Man convicted of killing NYPD officer in 1988 granted parole
NYPD Officer Edward Byrne was killed by drug dealers while guarding the home of a witness; he was just 22 years old
By Thomas Tracy
New York Daily News
NEW YORK — One of the four men who gunned down rookie NYPD Officer Edward Byrne more than 35 years ago has been granted parole — a move that sent shock waves through the law enforcement community Wednesday.
Scott Cobb, 60, will walk out of the Clinton Correctional Facility in Dannemora, N.Y., a free man next month, Police Benevolent Association President Patrick Hendry said.
“All cop-killer paroles are infuriating, but this one is especially outrageous considering the shock waves this crime sent through the NYPD, the city and nation,” said Hendry, who worked at the 103rd Precinct in South Jamaica, where the 22-year-old Byrne was assigned when he was blasted in the head by drug dealers while guarding the home of a witness on Feb. 26, 1988.
As a young officer, Hendry would often walk past the plaque for Byrne every day as he started his tour, the union president said.
“New York City police officers are absolutely sickened by this parole decision, and New Yorkers who care about safe streets should be, too,” Hendry said, calling on state legislators to “fix the broken parole system so that none of the other Byrne assassins go free.”
Cobb is expected to be released on Aug. 9, 2023, according to state prison records. He’s been eligible for parole since 2013, but this is the first time the parole board granted his request.

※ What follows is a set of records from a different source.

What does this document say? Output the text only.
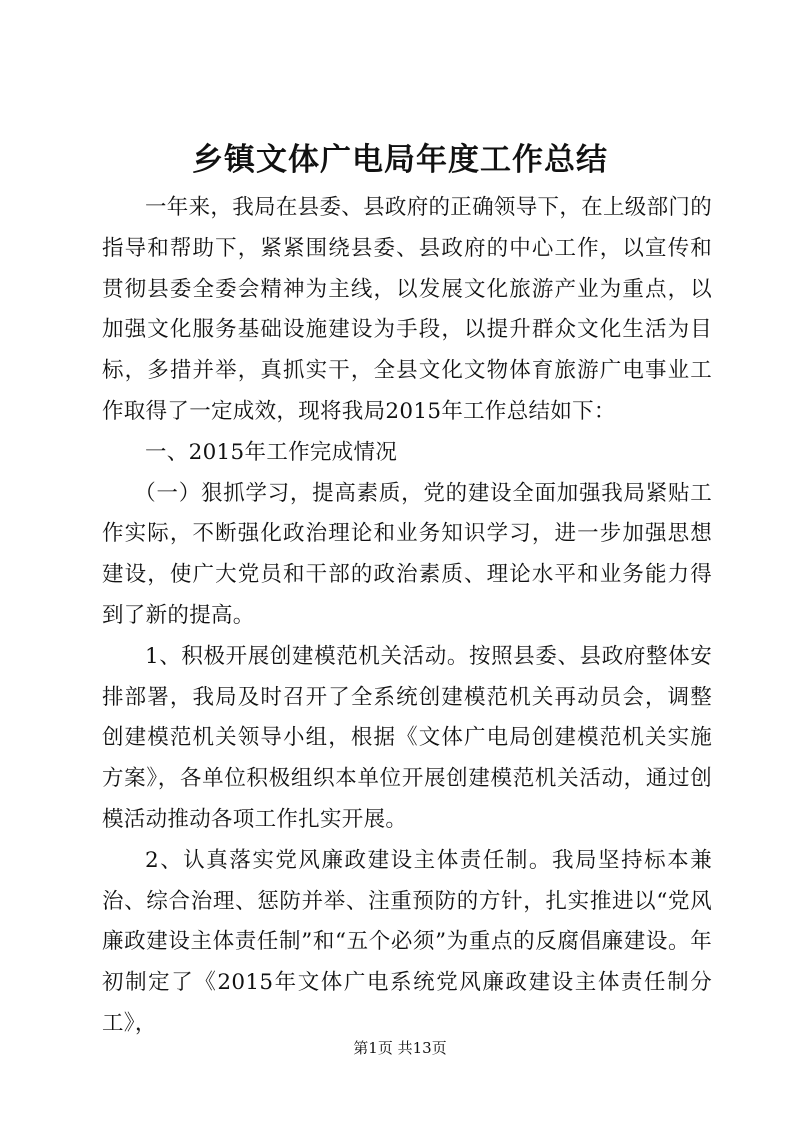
乡镇文体广电局年度工作总结

一年来，我局在县委、县政府的正确领导下，在上级部门的指导和帮助下，紧紧围绕县委、县政府的中心工作，以宣传和贯彻县委全委会精神为主线，以发展文化旅游产业为重点，以加强文化服务基础设施建设为手段，以提升群众文化生活为目标，多措并举，真抓实干，全县文化文物体育旅游广电事业工作取得了一定成效，现将我局2015年工作总结如下：

一、2015年工作完成情况

（一）狠抓学习，提高素质，党的建设全面加强我局紧贴工作实际，不断强化政治理论和业务知识学习，进一步加强思想建设，使广大党员和干部的政治素质、理论水平和业务能力得到了新的提高。

1、积极开展创建模范机关活动。按照县委、县政府整体安排部署，我局及时召开了全系统创建模范机关再动员会，调整创建模范机关领导小组，根据《文体广电局创建模范机关实施方案》，各单位积极组织本单位开展创建模范机关活动，通过创模活动推动各项工作扎实开展。

2、认真落实党风廉政建设主体责任制。我局坚持标本兼治、综合治理、惩防并举、注重预防的方针，扎实推进以“党风廉政建设主体责任制”和“五个必须”为重点的反腐倡廉建设。年初制定了《2015年文体广电系统党风廉政建设主体责任制分工》，

第1页 共13页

The three others accused of killing Byrne, David McClary, Todd Scott and Phillip Copeland, are all still in prison, but are expected to go before a parole board in the next few years.
The foursome were acting on orders from notorious drug dealer Howard “Pappy” Mason, who orchestrated the hit from prison and fronted the $8,000 for the deed.
Mason is currently serving a federal life sentence for organizing the assassination.
The witness, known only as Arjune, a Guyanese immigrant, was going to testify against Mason’s drug crew. Drug dealers had already firebombed Arjune’s home on 107th St. and Inwood Ave. when the department decided to have a cop posted in a squad car outside.
Arriving officers found Byrne sitting upright in his cruiser, a folded copy of the Daily News and a portable AM-FM radio on the seat. Testimony at the trial showed that vengeful dealers had driven by the home at least twice but decided it would look weak to kill a female cop or a black officer.
Byrne’s death would forever be known as a turning point in the NYPD’s war against drugs. The NYPD marks the anniversary of his death each year with a special service.
“When Eddie Byrne was assassinated, it galvanized cops and the community to work together to take our streets back from these violent drug gangs,” Hendry added. “That was Eddie Byrne’s legacy, and the insane Parole Board is tearing it to shreds.”
According to figures compiled by the PBA, the state Parole Board has released 36 cop killers since 2017, 32 of whom killed New York City police officers.